The purchase values Talecris at about 22 times last year’s net income, compared with price-earnings ratios of 11 for Baxter and 15 for CSL. Cerberus Capital Management LP, the New York-based private-equity firm that owns about 49 percent of Talecris, agreed to vote in favor of the purchase, Grifols said.
Banks led by Deutsche Bank AG, Nomura Holdings Inc., Banco Bilbao Vizcaya Argentaria SA, BNP Paribas SA, HSBC Holdings Plc and Morgan Stanley, have agreed to finance the acquisition, Grifols said.
Talecris stockholders will receive $19 in cash and 0.641 of a newly issued, non-voting Grifols share for each Talecris share. Grifols fell 79 cents, or 8.5 percent, to close at 8.48 euros in Madrid trading, giving the company a market value of 1.8 billion euros ($2.16 billion). The decline was the biggest in almost seven weeks.
Talecris rose $3.99, or 25 percent, to $19.90 in Nasdaq trading. Before today’s announcement, the stock had slumped 34 percent from its record in February amid a slowdown in demand for blood plasma products in the U.S., Roberts said.
Grifols had 249 million euros in cash and equivalents as of Dec. 31, and long-term debt totaled 703 million euros, according to its annual financial filing.
Nomura and BBVA advised Grifols on the deal, while Osborn Clarke SLP and Proskauer Rose LLP provided legal advice. Talecris’s financial advisers were Morgan Stanley, Citigroup Inc. and Natixis, and Wachtell, Lipton, Rosen & Katz, Arnold & Porter LLP and Uria Menendez were legal counsel.
Talecris was created in 2005 when Bayer AG sold its plasma business for about $590 million to New York-based Cerberus and Ampersand Ventures of Wellesley, Massachusetts. The plasma-product maker raised $950 million in an initial public offering in 2009, and had $605 million in long-term borrowings as of March 31 this year.
Grifols sold shares in an initial public offering in 2006. The company was founded in 1940 by a Spanish hematologist, Jose Grifols Roig. His son, Victor Grifols Lucas, owns 6.2 percent of the company’s shares, while the founder’s grandson, Victor Grifols Roura, is chairman and CEO and holds 0.2 percent of shares.
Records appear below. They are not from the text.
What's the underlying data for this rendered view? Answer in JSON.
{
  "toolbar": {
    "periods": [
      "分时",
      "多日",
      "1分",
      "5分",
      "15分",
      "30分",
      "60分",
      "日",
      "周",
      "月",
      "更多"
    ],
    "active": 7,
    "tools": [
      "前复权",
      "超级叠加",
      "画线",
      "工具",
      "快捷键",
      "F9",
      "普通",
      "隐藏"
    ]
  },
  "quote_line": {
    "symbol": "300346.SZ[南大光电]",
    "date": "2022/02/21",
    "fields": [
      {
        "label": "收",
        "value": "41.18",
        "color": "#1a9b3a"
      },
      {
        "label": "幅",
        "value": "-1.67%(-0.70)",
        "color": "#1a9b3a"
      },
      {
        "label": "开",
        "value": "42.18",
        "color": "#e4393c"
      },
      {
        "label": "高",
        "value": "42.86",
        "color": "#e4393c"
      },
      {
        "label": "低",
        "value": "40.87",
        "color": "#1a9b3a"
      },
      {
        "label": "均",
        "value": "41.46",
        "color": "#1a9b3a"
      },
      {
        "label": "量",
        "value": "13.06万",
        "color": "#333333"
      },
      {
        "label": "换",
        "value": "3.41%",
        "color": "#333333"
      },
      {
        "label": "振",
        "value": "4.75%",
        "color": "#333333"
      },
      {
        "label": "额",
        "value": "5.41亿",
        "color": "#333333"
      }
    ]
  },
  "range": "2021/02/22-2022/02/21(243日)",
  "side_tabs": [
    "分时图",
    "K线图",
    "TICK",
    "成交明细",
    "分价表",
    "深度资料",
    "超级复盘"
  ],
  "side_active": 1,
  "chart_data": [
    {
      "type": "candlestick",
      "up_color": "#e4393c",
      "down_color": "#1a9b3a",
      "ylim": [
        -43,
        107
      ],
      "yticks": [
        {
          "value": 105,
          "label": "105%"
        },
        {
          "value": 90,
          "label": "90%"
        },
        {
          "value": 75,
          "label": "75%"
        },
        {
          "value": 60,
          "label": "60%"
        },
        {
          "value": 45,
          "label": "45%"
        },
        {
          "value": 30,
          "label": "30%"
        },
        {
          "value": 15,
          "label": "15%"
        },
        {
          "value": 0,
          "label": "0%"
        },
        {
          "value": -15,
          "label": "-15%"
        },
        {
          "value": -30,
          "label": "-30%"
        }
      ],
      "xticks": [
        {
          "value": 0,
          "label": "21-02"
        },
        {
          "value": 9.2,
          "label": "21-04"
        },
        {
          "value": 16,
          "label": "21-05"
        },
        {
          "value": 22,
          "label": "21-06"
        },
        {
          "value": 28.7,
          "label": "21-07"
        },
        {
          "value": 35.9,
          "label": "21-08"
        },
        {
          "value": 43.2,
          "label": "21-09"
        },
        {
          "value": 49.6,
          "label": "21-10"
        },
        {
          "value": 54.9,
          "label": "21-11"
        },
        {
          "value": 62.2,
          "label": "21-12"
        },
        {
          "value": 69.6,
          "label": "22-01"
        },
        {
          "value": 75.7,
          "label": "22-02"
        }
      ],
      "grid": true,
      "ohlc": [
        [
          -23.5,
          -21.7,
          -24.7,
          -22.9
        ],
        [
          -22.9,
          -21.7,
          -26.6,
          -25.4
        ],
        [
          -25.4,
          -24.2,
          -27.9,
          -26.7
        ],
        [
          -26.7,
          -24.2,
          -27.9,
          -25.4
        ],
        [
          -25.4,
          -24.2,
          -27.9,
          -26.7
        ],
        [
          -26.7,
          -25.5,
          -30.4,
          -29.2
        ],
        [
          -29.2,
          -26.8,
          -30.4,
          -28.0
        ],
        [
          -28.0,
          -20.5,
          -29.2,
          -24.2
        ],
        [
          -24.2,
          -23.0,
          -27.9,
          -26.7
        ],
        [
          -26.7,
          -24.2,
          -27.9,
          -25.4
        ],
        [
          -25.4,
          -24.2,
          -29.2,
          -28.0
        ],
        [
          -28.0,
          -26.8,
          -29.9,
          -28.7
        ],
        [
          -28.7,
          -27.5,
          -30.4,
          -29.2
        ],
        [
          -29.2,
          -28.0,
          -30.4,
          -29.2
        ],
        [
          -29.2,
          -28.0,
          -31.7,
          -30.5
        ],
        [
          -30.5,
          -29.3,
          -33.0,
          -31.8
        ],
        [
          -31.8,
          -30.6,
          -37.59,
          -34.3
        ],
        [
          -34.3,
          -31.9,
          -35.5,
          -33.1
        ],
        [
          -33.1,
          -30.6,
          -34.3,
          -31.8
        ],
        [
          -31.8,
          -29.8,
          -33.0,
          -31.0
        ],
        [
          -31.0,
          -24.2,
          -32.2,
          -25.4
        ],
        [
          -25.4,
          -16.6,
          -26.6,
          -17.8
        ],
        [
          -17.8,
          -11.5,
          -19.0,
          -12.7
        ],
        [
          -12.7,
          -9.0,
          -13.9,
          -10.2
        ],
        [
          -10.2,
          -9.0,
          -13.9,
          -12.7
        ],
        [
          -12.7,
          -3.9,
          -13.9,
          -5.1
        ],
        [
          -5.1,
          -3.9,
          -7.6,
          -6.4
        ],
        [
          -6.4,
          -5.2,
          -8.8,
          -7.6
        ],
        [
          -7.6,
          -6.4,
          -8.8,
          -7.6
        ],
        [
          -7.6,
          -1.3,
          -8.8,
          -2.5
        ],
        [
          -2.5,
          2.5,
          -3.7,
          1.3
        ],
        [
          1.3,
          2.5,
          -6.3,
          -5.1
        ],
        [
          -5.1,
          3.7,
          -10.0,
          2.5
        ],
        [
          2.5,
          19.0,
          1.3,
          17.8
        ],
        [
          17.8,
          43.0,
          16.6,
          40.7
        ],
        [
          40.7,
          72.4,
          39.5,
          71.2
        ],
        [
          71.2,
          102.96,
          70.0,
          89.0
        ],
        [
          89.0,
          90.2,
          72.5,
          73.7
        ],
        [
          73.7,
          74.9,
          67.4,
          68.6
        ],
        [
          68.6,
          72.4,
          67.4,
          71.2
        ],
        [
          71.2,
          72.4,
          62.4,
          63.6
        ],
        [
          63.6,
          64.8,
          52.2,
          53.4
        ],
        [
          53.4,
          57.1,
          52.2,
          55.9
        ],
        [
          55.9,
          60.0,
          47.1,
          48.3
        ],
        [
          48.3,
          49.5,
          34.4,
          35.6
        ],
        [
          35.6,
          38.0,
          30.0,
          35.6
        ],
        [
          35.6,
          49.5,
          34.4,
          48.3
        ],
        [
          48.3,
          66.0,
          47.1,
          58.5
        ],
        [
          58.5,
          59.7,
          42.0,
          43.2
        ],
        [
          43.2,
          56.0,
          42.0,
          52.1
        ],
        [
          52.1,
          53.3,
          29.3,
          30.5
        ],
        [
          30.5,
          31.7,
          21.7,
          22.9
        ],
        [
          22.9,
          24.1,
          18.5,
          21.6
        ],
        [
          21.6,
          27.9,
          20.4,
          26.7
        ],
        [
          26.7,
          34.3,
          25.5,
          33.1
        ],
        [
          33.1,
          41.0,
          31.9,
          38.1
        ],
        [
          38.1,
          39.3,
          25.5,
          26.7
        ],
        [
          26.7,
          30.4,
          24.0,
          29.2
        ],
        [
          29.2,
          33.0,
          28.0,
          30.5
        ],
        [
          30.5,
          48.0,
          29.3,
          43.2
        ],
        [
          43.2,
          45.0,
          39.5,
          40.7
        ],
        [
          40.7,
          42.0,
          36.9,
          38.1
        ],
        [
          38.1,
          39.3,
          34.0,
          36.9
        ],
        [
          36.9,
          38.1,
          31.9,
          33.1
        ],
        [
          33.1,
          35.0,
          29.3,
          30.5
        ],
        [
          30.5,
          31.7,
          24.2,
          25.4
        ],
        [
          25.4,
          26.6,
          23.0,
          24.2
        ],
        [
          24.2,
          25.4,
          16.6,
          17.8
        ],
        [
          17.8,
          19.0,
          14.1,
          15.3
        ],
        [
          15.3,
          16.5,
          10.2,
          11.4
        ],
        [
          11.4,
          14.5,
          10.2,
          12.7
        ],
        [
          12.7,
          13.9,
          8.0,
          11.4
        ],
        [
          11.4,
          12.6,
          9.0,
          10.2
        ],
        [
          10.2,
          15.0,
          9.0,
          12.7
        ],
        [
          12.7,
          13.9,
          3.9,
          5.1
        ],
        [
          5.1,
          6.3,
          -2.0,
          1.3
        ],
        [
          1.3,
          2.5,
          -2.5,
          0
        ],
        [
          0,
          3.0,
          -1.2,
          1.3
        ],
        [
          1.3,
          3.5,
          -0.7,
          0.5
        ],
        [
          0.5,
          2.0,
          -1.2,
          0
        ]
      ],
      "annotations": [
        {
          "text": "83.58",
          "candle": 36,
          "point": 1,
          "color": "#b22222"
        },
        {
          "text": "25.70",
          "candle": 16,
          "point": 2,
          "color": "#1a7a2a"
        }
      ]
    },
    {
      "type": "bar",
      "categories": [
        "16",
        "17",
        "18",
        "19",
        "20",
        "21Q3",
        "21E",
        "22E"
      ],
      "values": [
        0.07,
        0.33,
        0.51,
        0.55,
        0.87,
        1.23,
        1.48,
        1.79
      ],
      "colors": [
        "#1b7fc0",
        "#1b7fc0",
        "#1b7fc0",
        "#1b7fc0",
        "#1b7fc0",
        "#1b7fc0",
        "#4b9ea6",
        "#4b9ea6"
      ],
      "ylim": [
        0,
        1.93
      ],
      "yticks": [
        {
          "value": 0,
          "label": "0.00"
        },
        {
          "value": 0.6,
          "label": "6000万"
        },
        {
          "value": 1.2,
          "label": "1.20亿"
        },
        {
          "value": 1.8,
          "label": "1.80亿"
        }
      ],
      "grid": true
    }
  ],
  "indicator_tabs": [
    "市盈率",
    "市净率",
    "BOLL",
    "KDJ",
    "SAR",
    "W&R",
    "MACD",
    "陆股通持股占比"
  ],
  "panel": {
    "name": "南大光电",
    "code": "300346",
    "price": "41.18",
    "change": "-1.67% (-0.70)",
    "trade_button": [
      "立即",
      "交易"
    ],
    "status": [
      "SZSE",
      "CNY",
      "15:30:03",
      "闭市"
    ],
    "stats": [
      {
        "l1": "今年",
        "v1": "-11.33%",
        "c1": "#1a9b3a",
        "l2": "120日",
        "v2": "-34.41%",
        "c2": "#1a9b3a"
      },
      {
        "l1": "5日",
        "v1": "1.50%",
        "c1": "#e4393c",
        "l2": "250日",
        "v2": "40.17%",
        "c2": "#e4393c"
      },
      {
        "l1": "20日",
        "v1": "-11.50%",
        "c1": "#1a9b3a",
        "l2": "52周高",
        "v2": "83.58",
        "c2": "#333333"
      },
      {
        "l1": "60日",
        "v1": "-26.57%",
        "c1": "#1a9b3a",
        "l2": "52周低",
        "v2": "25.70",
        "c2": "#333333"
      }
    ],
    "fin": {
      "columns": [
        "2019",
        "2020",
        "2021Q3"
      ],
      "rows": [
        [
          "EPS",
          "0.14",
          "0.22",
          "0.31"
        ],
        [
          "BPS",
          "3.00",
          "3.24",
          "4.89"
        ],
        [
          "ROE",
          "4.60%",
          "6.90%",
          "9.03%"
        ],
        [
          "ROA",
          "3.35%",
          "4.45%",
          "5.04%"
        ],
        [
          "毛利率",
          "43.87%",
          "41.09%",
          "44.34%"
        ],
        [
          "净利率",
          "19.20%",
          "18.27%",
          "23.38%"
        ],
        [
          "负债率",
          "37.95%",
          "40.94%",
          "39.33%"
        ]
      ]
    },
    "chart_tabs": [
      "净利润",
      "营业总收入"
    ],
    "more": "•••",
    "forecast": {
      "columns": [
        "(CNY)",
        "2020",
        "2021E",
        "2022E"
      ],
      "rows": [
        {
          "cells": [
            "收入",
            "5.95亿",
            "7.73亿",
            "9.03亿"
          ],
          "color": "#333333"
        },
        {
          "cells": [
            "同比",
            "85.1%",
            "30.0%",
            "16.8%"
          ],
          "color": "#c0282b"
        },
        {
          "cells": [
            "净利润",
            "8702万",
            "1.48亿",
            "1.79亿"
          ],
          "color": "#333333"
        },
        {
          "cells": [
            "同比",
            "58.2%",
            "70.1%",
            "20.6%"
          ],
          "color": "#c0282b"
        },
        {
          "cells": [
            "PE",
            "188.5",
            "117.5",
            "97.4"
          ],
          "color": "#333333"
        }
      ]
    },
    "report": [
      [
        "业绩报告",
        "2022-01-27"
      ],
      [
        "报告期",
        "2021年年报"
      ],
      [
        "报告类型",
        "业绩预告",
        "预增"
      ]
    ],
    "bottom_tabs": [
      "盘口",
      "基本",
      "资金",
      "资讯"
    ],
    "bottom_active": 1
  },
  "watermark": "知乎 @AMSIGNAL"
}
Plasma is the watery, yellow liquid that carries blood cells. Grifols, Talecris, Baxter and CSL pay healthy people to donate plasma at collection centers across the U.S., then spin it in a centrifuge to extract products such as immunoglobulins, albumin and blood-clotting proteins for treating hemophilia.
Talecris planned to spend as much as $800 million over the next five years to increase capacity by 43 percent, Chief Financial Officer John Hanson said May 13. The company is using about 85 percent of its production facilities and expects to reach full capacity in 2011. Capacity constraints will make it less efficient in processing blood plasma in the near term, eroding profitability, Talecris said in February.